Bridging the Automation Gap Between Sample Preparation and Analysis: An Overview of SFE, GC, GC-MS, and HPLC Applied to Environmental Samples

Abstract
The detection and analysis of contaminants in soils, sediments, and solid wastes is currently a common problem. This paper examines applying automated supercritical fluid extraction (SFE) systems to examples of common environmental problems: petroleum products from leaking underground storage tanks and polychlorinated biphenyls from oil.

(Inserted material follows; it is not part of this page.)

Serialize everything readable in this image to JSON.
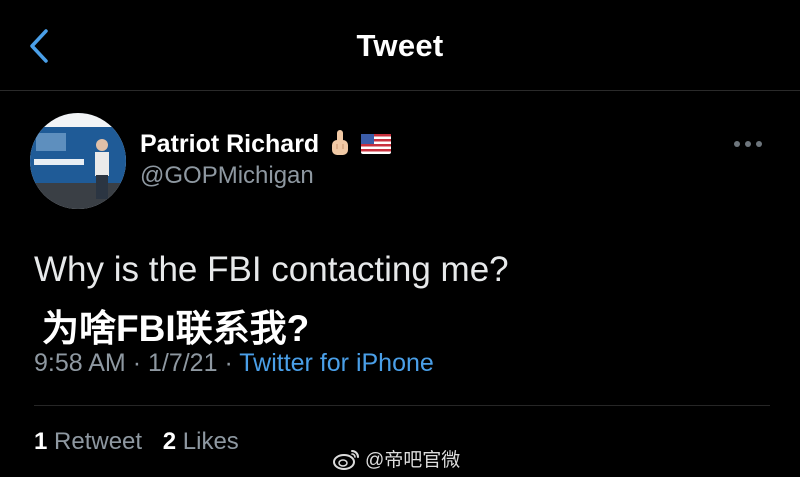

Contaminants are extracted using SFE and analyzed by gas chromatography (GC), high-pressure liquid chromatography (HPLC), and mass spectrometry GC-MS. The total petroleum hydrocarbon (TPH) extraction was performed according to the Environmental Protection Agency's (EPA) Draft Method 3560. Work with polyaromatic hydrocarbons (PAH) is a first step toward deriving a similar EPA SFE method. The PCB from oil matrix work was done to explore whether SFE would decrease coextractant interferences with the GC-MS analysis relative to established manual procedures, thereby affording lower detection levels and improved quantitation. The following will be presented: a description of a fully automated system consisting of an SFE coupled to a GC (TPH assay), inter laboratory results for PAH (HPLC analysis), and a comparison of the extract cleanliness of PCB-containing fractions obtained with manual and SFE methods.